RolfAndreassen comments on AI indifference through utility manipulation - Less Wrong

4 Post author: Stuart_Armstrong 02 September 2010 05:06PM

You are viewing a comment permalink. View the original post to see all comments and the full post content.

Comments (53)

You are viewing a single comment's thread.

Comment author: RolfAndreassen 02 September 2010 09:34:25PM 5 points [-]

This is very fine provided you know which part of the AI's code contains the utility function, and are certain it's not going to be modified. But it seems to me that if you were able to calculate the utility of world-outcomes modularly, then you wouldn't need an AI in the first place; you would instead build an Oracle, give it your possible actions as input, and select the action with the greatest utility. Consequently, if you have an AI, it is because your utility calculation is not a separable piece of code, but some sort of global function of a huge number of inputs and internal calculations. How can you apply a filter to that?

You've assumed away the major difficulty, that of knowing what the AI's utility function is in the first place! If you can simply inspect the utility function like this, there's no need for a filter; you just check whether the utility of outcomes you want is higher than that of outcomes you don't want.
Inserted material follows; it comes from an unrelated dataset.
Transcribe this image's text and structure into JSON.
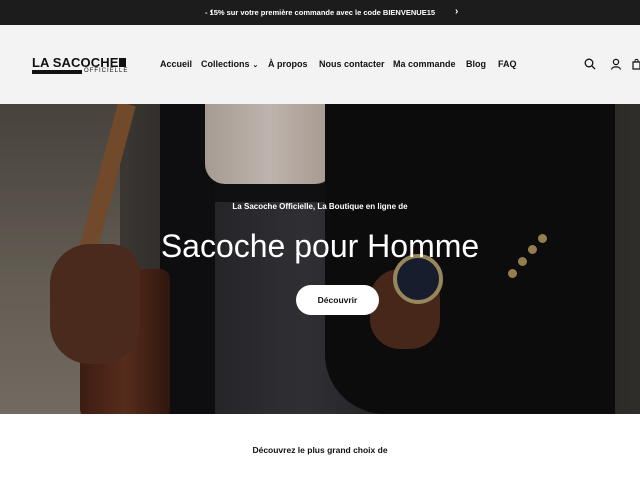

If you know the utility function, you have no need to filter it. If you don't know it, you can't filter it.

Comment author: timtyler 03 September 2010 08:21:51PM *  1 point [-]

But it seems to me that if you were able to calculate the utility of world-outcomes modularly, then you wouldn't need an AI in the first place; you would instead build an Oracle, give it your possible actions as input, and select the action with the greatest utility.

That sounds as though it is just an intelligent machine which has been crippled by being forced to act through a human body.

You suggest that would be better - but how?

Comment author: Stuart_Armstrong 03 September 2010 10:59:39AM 0 points [-]

Good comment.

You've assumed away the major difficulty, that of knowing what the AI's utility function is in the first place! If you can simply inspect the utility function like this, there's no need for a filter; you just check whether the utility of outcomes you want is higher than that of outcomes you don't want.

Knowing what U is, and figuring out if U will result in outcomes that you like, are completely different things! We have little grasp of the space of possible outcomes; we don't even know what we want, and we can't imagine some of the things that we don't want.

Yes, we do need to have some idea of what U is - or at least something (a simple AI subroutine applying the filter, an AI designing its next self-improvement) has to have some idea. But it doesn't need to understand U beyond what is needed to apply F. And since F is considerably simpler than what U is likely to be...

It seems plausible that F could be implemented by a simple subroutine even across self-improvement.